Deciding which special effects you want is totally personal — and up to your budget — but you can always start with something pretty simple and upgrade later.

8. Establish your budget.

Speaking of budgets…

You can find inexpensive, simple vibrators and for a pretty penny, you could ball out for a gold-plated experience.

If you decide you’d like to invest more in your pleasure, says Richmond, consider shelling out a bit more for vibrators that have cooler features (like easy on/off buttons, extensive vibration options, multiple attachments) and a longer life.

READ MORE: 3 Things You NEED To Do After Using a Sex Toy

9. Stock up on cleaning supplies.

Since rubbing your vibrator down with a bleached wipe and inserting it into yourself is a one-way ticket to irritation, or worse, infection, when it comes to cleaning your device, stick to gentle body soap (nothing antibacterial) and water. It will always do the trick.

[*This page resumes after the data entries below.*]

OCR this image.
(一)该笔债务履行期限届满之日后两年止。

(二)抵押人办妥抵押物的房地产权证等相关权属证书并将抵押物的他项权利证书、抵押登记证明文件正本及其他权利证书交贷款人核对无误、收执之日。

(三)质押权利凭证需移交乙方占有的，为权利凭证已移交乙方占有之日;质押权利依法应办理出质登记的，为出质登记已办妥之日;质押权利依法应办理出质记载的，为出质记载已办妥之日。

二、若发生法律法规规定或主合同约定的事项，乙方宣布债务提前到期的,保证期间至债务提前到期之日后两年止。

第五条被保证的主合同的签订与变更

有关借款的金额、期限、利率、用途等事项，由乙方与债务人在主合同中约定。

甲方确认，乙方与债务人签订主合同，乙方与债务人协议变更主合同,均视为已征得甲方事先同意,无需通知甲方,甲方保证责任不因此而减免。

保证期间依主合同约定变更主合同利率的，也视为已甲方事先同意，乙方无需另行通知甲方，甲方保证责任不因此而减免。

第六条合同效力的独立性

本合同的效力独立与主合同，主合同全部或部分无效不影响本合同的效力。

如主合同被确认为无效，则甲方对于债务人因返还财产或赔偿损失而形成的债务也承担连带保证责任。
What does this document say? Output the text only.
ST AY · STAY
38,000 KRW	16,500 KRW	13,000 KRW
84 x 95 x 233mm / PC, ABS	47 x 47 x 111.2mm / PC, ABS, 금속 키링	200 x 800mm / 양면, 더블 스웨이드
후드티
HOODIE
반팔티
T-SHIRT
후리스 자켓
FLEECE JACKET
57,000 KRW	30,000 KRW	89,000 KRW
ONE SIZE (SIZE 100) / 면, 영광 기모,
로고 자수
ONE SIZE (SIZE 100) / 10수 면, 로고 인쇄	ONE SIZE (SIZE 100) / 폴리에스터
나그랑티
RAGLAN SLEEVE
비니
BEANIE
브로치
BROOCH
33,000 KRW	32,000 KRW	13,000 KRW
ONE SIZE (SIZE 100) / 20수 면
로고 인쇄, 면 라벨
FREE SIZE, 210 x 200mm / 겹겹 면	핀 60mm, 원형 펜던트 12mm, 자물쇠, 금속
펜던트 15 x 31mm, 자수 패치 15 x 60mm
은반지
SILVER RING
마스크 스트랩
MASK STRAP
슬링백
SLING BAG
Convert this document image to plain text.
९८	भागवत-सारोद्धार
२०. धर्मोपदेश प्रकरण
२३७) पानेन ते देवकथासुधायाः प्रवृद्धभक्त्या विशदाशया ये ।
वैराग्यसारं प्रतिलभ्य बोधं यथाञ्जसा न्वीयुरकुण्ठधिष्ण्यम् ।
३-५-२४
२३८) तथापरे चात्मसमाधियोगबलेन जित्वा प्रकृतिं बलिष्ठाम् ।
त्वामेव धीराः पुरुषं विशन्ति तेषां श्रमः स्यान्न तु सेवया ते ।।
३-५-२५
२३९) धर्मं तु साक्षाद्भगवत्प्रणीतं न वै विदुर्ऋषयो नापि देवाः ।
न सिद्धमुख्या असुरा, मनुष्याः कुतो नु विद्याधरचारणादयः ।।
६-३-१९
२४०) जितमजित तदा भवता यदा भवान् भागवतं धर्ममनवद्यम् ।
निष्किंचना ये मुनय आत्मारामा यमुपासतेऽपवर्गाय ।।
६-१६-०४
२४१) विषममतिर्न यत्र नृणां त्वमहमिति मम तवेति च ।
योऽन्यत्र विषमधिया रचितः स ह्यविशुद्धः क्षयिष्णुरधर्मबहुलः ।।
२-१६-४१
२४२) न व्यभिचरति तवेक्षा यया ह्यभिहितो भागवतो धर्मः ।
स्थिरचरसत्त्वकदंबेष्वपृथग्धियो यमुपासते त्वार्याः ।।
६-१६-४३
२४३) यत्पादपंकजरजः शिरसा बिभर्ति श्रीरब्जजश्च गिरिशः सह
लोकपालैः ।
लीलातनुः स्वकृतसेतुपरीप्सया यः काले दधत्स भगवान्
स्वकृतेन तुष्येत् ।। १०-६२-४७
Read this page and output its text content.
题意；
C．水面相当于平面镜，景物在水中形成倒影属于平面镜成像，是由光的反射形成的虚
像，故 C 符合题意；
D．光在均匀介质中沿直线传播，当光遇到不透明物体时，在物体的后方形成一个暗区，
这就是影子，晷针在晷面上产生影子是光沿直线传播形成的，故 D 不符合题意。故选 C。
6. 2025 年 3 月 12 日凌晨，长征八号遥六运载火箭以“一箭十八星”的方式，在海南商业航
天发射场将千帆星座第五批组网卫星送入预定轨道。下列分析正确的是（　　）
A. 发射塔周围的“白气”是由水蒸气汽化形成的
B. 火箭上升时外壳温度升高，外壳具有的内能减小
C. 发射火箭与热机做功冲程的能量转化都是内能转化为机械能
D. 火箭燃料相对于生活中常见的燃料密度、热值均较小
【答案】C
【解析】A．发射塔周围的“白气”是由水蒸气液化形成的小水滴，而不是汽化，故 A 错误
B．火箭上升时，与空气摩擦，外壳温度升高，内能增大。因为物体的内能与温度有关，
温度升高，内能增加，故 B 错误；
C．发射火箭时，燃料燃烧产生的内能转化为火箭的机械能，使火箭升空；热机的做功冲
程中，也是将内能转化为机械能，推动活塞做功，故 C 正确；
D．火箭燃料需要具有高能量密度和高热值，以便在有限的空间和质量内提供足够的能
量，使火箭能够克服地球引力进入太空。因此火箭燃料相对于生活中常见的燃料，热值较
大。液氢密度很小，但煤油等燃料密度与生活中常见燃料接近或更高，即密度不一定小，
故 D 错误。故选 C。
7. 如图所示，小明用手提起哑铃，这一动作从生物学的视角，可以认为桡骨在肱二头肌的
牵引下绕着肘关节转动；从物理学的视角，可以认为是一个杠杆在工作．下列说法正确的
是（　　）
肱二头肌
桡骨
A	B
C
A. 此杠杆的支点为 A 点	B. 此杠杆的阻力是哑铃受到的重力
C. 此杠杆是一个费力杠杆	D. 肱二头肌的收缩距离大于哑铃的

And if you want to take cleansing up a notch, you can go for a specialized sex-toy cleaner. Most are alcohol-free and paraben-free sprays that you can leave on your vibrator for five minutes and rinse off (if it’s waterproof — otherwise, use a damp cloth), says Richmond. Be sure to clean your toy after every use, she adds.

10. Pick a storage spot.

Classic spots include your nightstand, your underwear or lingerie drawer, says Richmond. But a bathroom drawer or your device’s carrying case works just fine, too. Just make sure to keep your vibrator out of areas that may have oils, powders, and perfumes around, Richmond warns, so that your vibrator won’t pick up any irritants that can end up in your body, damage your device, or both.

You spent money on that ish…now put it to good (and I mean, REALLY good) use.